Monday, Jan. 12, 1998
Forgetting Nothing
By Jamie Malanowski
Nine years is a long time to spend with friends. And whether the episodes were brilliant (often) or formulaic (a little too frequently lately), they were almost always better than any other show on TV.
THE SEINFELD CHRONICLES Aired 7/5/89. The series pilot: there is no Elaine, there is a different hangout and a different apartment, and George and Kramer are unformed. Fresh and funny, but luckily the show went away and revamped.
THE PHONE MESSAGE Aired 2/13/91. Jerry loses a girlfriend--one of dozens--for a slim reason: she likes Dockers commercials. The early shows are smart about relationships; even if these people are neurotic, you really do want them for friends.
THE DEAL Aired 5/2/91. Ex-lovers Jerry and Elaine work out rules under which they can still have sex. A signal from the first full season of the show's ambition and precocity.
THE CHINESE RESTAURANT Aired 5/23/91. The anti-sitcom: no contrived plots, in fact no plots at all: these people can be funny just waiting to be seated.
THE PEN/THE LIBRARY The first aired 10/2/91, the second 10/16/91. In these early episodes from the third season, fans begin to see that there is a Seinfeld universe, inhabited by odd relatives and weirdos and exaggeratos, governed by the law of unintended consequences. Good deeds not only go unrewarded, they are in fact punished.
THE BOYFRIEND Aired 2/12/92. Elaine dates Keith Hernandez, but the key moment is a spitting incident that is used to send up Oliver Stone's JFK. A bit of a stretch, but proof of the show's stunning reach.
THE BEST SEASON Season 4 (1992-93) is the series' smartest: Kramer in L.A.; Jerry and George's "show about nothing"; the show in which Susan's father is revealed to be John Cheever's lover; The Master of My Domain episode; The Virgin and The Bubble Boy shows. A mix of high and low, of the self-referential and the hip, of things underfoot and out of left field.
THE RAINCOATS Aired 4/28/94. The episode that ends with a takeoff on Schindler's List. Funny enough, but the cranky gang of four has already roasted a sacred cow this way. The show, though still far from formulaic, is losing the originality that first made us love it.
THE SOUP NAZI Aired 11/2/95. A famous episode, though not one that's all that funny. But Seinfeld is still resilient. Within weeks we see classic moments like Elaine discussing sponge-worthy men and Jerry stealing bread.
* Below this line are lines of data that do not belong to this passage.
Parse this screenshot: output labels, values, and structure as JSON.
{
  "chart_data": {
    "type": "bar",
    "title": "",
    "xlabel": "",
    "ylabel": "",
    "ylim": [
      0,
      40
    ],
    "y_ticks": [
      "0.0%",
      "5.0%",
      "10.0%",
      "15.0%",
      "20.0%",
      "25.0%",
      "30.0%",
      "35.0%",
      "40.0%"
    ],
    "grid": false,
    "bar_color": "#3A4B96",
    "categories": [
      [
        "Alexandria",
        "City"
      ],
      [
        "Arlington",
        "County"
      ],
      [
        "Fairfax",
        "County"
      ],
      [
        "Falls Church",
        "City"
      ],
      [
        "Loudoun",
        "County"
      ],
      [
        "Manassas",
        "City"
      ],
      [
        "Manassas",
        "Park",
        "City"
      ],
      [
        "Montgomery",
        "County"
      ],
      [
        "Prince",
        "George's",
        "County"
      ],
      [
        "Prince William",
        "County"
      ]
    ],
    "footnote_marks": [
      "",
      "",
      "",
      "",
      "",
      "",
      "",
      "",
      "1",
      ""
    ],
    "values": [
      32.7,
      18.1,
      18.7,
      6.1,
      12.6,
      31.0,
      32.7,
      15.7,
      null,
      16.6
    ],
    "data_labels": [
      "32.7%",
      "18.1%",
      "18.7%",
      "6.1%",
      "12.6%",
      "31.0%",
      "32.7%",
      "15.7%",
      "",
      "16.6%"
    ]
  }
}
THE INVITATIONS Aired 5/16/96. Susan, George's fiance, dies licking envelopes. Audacious, cruelly funny, this is the episode that dares the audience to love the characters for their shallowness, and it is perhaps the last time the show is so sharply funny about relationships. By the way, this also marks the end of co-creator Larry David's involvement with the show.
THE LITTLE KICKS Aired 10/10/96. Typical of this season, a golden moment (Elaine's horrid dancing) is mixed with a thin idea (Jerry as a bootleg video auteur). And before long, the awful Mandelbaums would appear.
THE YADA YADA Aired 4/24/97. A hallmark of a great show is its ability to penetrate the culture. This episode created a lot of buzz, but Yada Yada is rather dumber than Master of My Domain. Besides, the real killer moment comes when Jerry goes to confession.
THE BETRAYAL Aired 11/20/97. Emblematic of this final season in which the show has consistently failed to hit on all cylinders. The backwards episode was clever and original, but not actually amusing. Let's hope the series rallies for its stretch run.